ValueError: '10' is not in list

It seems to me that it is the similar function that does not work. the model trains on my data (1000 documents) and build a vocab which is tagged. The documentation I mainly have used is this: Gensim dokumentation Torturial

I hope that some one can help. If any additional info is need please let me know. best Niels


Solution

  • If you're getting ValueError: '10' is not in list, you can rely on the fact that '10' is not in the list. So have you looked at the list, to see what is there, and if it matches what you expect?

    It's not clear from your code excerpts that tagdocs() is ever called, and thus unclear what form tekstdata is in when provided to Doc2Vec. The intent is a bit convoluted, and there's nothing to display what the data appears as in its raw, original form.

    But perhaps the tags you are supplying to TaggedDocument are not the required list-of-tags, but rather a simple string, which will be interpreted as a list-of-characters. As a result, even if you're supplying a tags of '10', it will be seen as ['1', '0'] – and len(vectorModel.doctags) will be just 10 (for the 10 single-digit strings).

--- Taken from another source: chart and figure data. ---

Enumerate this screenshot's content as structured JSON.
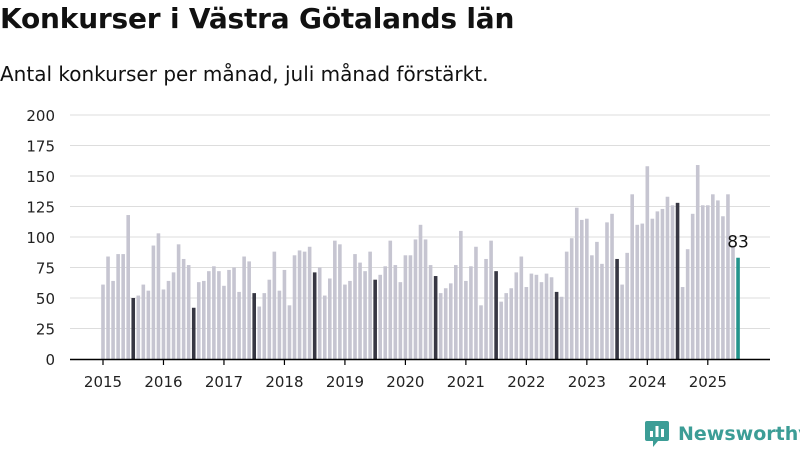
{
  "title": "Konkurser i Västra Götalands län",
  "subtitle": "Antal konkurser per månad, juli månad förstärkt.",
  "brand": {
    "name": "Newsworthy",
    "icon": "newsworthy-logo-icon",
    "color": "#3c9d96"
  },
  "colors": {
    "bar": "#c6c5d1",
    "highlight": "#373743",
    "latest": "#23948c",
    "grid": "#dddddd",
    "axis": "#000000"
  },
  "chart_data": {
    "type": "bar",
    "title": "Konkurser i Västra Götalands län",
    "subtitle": "Antal konkurser per månad, juli månad förstärkt.",
    "xlabel": "",
    "ylabel": "",
    "ylim": [
      0,
      200
    ],
    "yticks": [
      "0",
      "25",
      "50",
      "75",
      "100",
      "125",
      "150",
      "175",
      "200"
    ],
    "xticks": [
      "2015",
      "2016",
      "2017",
      "2018",
      "2019",
      "2020",
      "2021",
      "2022",
      "2023",
      "2024",
      "2025"
    ],
    "grid": true,
    "start_month": "2015-01",
    "highlight_month": 7,
    "annotation": "83",
    "values": [
      61,
      84,
      64,
      86,
      86,
      118,
      50,
      52,
      61,
      56,
      93,
      103,
      57,
      64,
      71,
      94,
      82,
      77,
      42,
      63,
      64,
      72,
      76,
      72,
      60,
      73,
      75,
      55,
      84,
      80,
      54,
      43,
      54,
      65,
      88,
      56,
      73,
      44,
      85,
      89,
      88,
      92,
      71,
      75,
      52,
      66,
      97,
      94,
      61,
      64,
      86,
      79,
      72,
      88,
      65,
      69,
      76,
      97,
      77,
      63,
      85,
      85,
      98,
      110,
      98,
      77,
      68,
      54,
      58,
      62,
      77,
      105,
      64,
      76,
      92,
      44,
      82,
      97,
      72,
      47,
      54,
      58,
      71,
      84,
      59,
      70,
      69,
      63,
      70,
      67,
      55,
      51,
      88,
      99,
      124,
      114,
      115,
      85,
      96,
      78,
      112,
      119,
      82,
      61,
      87,
      135,
      110,
      111,
      158,
      115,
      121,
      123,
      133,
      126,
      128,
      59,
      90,
      119,
      159,
      126,
      126,
      135,
      130,
      117,
      135,
      93,
      83
    ]
  }
}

    Separate comments on your setup:

    • 1000 documents is pretty small for Doc2Vec, where most published results use tens-of-thousands to millions of documents
    • an iter of 10-20 is more common in Doc2Vec work (and even larger values might be helpful with smaller datasets)
    • infer_vector() often works better with non-default values in its optional parameters, especially a steps that's much larger (20-200) or a starting alpha that's more like the bulk-training default (0.025)